The actual moment of artistic creation, and the craft it requires, is something the movies almost always skip over. But capturing collaborative juices flowing is exactly what Carney excels at. You can feel his joy in it. So it’s fitting that one of the unfinished songs Rick plays for Danny, “How to Write a Song (Without You),” is about creative invention.
It’s here when you wonder where “Power Ballad” is headed. Is this, for Rick, the beginning of a beautiful friendship? Will they turn into the next great songwriting duo, lifting Rick out of weddings and proving to the world that Danny is more than a boy-band pretty face?

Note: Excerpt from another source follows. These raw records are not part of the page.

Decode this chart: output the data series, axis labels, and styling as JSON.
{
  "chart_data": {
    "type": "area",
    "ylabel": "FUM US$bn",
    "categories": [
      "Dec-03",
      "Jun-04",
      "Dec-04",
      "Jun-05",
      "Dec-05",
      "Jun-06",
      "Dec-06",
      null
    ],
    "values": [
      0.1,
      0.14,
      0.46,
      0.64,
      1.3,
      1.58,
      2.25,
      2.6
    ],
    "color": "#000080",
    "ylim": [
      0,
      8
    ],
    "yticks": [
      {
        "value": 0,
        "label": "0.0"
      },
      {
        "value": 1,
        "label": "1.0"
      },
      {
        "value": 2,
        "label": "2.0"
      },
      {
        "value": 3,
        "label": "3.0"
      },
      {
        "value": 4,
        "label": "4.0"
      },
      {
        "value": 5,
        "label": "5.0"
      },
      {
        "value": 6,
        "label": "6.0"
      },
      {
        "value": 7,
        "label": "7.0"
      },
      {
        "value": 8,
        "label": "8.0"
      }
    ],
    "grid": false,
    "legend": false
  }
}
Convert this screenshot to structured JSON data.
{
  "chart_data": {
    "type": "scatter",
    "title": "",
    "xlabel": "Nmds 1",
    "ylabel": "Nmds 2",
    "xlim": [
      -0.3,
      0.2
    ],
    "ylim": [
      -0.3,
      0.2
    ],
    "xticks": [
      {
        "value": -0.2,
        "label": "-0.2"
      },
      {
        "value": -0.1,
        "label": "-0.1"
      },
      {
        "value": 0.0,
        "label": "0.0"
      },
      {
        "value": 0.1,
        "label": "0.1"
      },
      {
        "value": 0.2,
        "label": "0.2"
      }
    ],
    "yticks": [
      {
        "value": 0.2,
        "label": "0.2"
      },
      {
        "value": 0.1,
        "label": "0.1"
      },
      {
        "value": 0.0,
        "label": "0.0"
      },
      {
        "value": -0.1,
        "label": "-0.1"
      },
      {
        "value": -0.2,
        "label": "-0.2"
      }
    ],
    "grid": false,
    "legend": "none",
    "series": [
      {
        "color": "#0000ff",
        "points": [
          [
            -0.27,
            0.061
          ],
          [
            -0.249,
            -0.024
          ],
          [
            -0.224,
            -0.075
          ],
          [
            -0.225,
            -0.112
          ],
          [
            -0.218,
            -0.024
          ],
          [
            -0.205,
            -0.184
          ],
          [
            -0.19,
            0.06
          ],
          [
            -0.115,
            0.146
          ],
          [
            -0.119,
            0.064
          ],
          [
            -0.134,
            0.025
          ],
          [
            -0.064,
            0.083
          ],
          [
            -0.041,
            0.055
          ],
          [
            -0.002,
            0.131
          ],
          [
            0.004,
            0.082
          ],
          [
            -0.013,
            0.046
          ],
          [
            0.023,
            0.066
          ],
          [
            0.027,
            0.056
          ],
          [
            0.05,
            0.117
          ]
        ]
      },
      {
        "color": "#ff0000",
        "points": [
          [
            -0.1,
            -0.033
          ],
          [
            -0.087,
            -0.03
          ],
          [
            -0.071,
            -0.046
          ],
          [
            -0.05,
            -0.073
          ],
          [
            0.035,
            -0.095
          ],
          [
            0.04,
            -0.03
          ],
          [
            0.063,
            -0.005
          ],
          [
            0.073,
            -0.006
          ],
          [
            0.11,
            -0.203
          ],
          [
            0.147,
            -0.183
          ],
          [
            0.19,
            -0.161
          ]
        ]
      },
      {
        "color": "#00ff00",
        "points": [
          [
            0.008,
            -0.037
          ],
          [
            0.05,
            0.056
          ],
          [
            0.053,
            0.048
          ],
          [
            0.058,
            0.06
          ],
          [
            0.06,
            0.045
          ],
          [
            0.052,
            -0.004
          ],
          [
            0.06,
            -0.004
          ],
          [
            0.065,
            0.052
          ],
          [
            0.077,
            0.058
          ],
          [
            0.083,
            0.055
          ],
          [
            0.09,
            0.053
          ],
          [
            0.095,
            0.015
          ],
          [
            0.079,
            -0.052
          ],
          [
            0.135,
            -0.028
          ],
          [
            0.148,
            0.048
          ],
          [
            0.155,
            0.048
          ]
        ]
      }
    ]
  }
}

That is very possibly the movie Carney might have made a decade ago. But “Power Ballad,” which he co-wrote with Peter McDonald (who also co-stars as a band member), shifts six months ahead in time. Rick is standing in a shopping mall when the familiar lyrics of “How to Write a Song” softly float through the stores. He stands dumbfounded in the gleaming halls of commerce, a befuddlement that slowly turns into outrage the bigger and bigger Danny’s smash hit grows.
“Power Ballad” loses some of its steam in its second half, which follows Rick’s struggle for justice. Making things considerably harder is that he can find no recorded demo of the song. His family and his band don’t even really believe him.
But even as the movie struggles to sustain its opening refrain, Carney’s film is always riffing on ideas of authenticity and aspiration in music. That Jonas is, himself, a former boy band star who has at times gone it alone, lends the movie a direct connection to contemporary music, where tussles over authorship are increasingly common.
Jonas has been good in other films (notably the “Jumanji” movies), but this is his most ambitious and convincing performance to date. It’s a testament to the movie that Danny’s theft isn’t a purely villainous act. He gives the song a bridge and the vocal power to take it to another level. He’s under mounting pressure from his label to deliver a hit. An executive (Jack Reynor) wants “Danny 2.0” but has little faith he can supply it.
But it’s an even more well-tailored role for Rudd. He memorably and very goofily played a bassist in the 2009 comedy “I Love You, Man.” But while he sings well, it’s not his musical chops that lift the performance. It’s more that Rick, a contented family man with unrealized rock-star dreams, gives the exceptionally genial Rudd more notes to play as an actor. Rudd makes for a very likeable everyman out to convince the world he is capable of a beautiful song.
And that’s the abiding belief of Carney’s. No matter all the struggles, the artistic injustices, the corporate hegemony, he still believes that if you make something truly soulful, it will break through. It will claw its way to the surface, and move people. It’s undoubtedly gotten harder since “Once,” this movie seems to admit. The world is against you. But what one person can offer, a ballad or otherwise, still has power. Fairy tale or not, that’s worth believing in.
“Power Ballad,” a Lionsgate release in theaters Friday, is rated R by the Motion Picture Association for “language throughout and some drug use.” Running time: 108 minutes. Three stars out of four.